Selain itu, data menunjukkan pergeseran pola pengguna yang signifikan. Investor ritel kini tidak lagi hanya memasang taruhan sesekali. Sebaliknya, mereka semakin aktif terlibat secara berkelanjutan — terutama di pasar yang berkaitan dengan olahraga.
Oleh karena itu, ukuran dan pertumbuhan pasar prediksi inilah yang membuat para regulator semakin memperhatikannya dengan serius.
Perang Regulasi: Negara Bagian vs Federal
Sementara itu, pertarungan regulasi di Amerika Serikat juga sedang memanas. Ada tarik-menarik yurisdiksi antara pemerintah negara bagian dan Commodity Futures Trading Commission (CFTC) di level federal soal siapa yang berwenang mengatur pasar prediksi.
Bahkan, New York mengambil langkah lebih jauh. Negara bagian tersebut baru saja mengajukan gugatan hukum terhadap operator bursa kripto terkemuka, Coinbase Financial Markets dan Gemini Titan. New York menuduh bahwa layanan pasar prediksi keduanya melanggar undang-undang perjudian negara bagian.
Dengan demikian, Polymarket kini beroperasi di tengah tekanan regulasi yang datang dari berbagai arah sekaligus. Langkah menggandeng Chainalysis adalah upaya proaktif untuk menunjukkan bahwa mereka serius soal kepatuhan.
Polymarket Sudah Perketat Aturan Sebelumnya
Kemitraan dengan Chainalysis bukan langkah pertama Polymarket dalam memperkuat integritasnya. Sebelumnya, perusahaan ini sudah menerapkan pengamanan perdagangan yang lebih ketat untuk mengatasi kekhawatiran soal manipulasi. Namun demikian, insiden tentara AS dan tekanan dari Senat membuat langkah tambahan menjadi tidak terhindarkan.

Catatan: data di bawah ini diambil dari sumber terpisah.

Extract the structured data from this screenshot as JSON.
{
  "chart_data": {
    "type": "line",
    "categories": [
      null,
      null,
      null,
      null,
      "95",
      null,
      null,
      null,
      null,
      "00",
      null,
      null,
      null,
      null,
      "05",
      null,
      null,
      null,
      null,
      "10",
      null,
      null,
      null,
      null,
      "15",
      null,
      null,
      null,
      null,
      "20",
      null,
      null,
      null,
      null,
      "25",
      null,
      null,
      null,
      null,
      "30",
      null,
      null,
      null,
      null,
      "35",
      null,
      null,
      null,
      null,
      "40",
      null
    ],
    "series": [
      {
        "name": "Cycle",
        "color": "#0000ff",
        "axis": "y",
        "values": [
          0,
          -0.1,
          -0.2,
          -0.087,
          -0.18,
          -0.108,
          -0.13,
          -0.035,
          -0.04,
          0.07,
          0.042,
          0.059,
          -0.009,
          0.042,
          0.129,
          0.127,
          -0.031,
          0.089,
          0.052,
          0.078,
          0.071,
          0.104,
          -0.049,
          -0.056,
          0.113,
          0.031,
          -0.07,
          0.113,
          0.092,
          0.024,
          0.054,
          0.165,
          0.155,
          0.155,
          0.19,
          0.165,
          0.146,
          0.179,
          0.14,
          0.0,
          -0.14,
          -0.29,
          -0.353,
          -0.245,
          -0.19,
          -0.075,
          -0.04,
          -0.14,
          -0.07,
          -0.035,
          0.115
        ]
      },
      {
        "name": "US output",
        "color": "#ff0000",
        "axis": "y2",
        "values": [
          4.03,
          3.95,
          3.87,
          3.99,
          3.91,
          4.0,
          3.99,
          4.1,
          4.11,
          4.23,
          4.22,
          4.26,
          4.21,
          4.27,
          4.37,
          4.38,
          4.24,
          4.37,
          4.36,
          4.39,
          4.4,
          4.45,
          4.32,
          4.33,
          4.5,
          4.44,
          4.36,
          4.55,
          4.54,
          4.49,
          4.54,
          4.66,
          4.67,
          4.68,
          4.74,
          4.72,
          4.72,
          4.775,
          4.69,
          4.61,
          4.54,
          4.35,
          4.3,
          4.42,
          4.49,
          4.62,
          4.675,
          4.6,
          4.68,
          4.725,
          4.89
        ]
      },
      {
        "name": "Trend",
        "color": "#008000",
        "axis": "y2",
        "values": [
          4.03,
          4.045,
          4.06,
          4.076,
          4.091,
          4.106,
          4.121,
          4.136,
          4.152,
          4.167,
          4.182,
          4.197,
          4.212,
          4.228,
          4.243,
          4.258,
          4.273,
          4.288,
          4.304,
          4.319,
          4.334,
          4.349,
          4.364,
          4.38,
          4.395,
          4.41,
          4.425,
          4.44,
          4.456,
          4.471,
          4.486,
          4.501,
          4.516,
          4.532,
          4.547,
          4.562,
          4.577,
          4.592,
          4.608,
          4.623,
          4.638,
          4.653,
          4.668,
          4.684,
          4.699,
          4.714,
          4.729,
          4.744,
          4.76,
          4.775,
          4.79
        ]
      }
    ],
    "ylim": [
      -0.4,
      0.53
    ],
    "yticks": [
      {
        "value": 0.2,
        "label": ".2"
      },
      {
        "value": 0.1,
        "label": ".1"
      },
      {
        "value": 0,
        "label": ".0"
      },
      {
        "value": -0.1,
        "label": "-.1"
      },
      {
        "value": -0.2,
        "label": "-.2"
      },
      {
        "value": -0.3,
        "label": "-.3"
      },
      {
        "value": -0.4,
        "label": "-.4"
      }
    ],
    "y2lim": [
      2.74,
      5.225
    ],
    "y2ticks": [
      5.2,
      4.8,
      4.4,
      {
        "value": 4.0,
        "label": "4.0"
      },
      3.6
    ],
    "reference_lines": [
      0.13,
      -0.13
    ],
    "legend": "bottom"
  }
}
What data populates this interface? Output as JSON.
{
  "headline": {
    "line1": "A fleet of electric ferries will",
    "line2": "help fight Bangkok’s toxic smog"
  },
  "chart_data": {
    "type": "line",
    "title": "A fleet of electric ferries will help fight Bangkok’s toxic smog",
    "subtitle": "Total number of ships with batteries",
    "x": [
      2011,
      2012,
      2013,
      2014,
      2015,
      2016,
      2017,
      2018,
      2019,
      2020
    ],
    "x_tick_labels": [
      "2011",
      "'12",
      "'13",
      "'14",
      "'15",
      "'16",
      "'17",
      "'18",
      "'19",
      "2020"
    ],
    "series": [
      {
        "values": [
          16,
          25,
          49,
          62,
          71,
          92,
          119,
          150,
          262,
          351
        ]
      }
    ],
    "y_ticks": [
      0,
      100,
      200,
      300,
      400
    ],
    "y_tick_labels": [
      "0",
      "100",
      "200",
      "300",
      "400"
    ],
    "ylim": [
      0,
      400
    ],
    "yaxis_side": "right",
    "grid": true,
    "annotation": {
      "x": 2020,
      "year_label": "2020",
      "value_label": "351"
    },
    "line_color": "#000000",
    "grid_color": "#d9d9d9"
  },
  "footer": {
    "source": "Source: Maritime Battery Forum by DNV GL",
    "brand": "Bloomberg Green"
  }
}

Oleh karena itu, solusi berbasis analitik blockchain dari Chainalysis diharapkan bisa mengisi celah yang belum tertutup oleh aturan-aturan sebelumnya. Dengan teknologi pemantauan onchain yang canggih, setiap transaksi mencurigakan bisa dilacak hingga ke level wallet individual.
Kesimpulan: Integritas Jadi Kunci Kelangsungan Pasar Prediksi
Pasar prediksi sedang berada di persimpangan jalan. Di satu sisi, volume dan minat pengguna terus melonjak. Namun di sisi lain, skandal insider trading dan tekanan regulasi mengancam fondasi kepercayaan yang menjadi tulang punggung industri ini.
Dengan demikian, langkah Polymarket menggandeng Chainalysis adalah pilihan yang tepat waktu. Selain itu, ini juga bisa menjadi standar baru bagi platform pasar prediksi lainnya. Namun, efektivitasnya akan diuji oleh waktu dan kejadian nyata ke depan. Satu hal yang pasti: era tanpa pengawasan di pasar prediksi kripto sudah berakhir.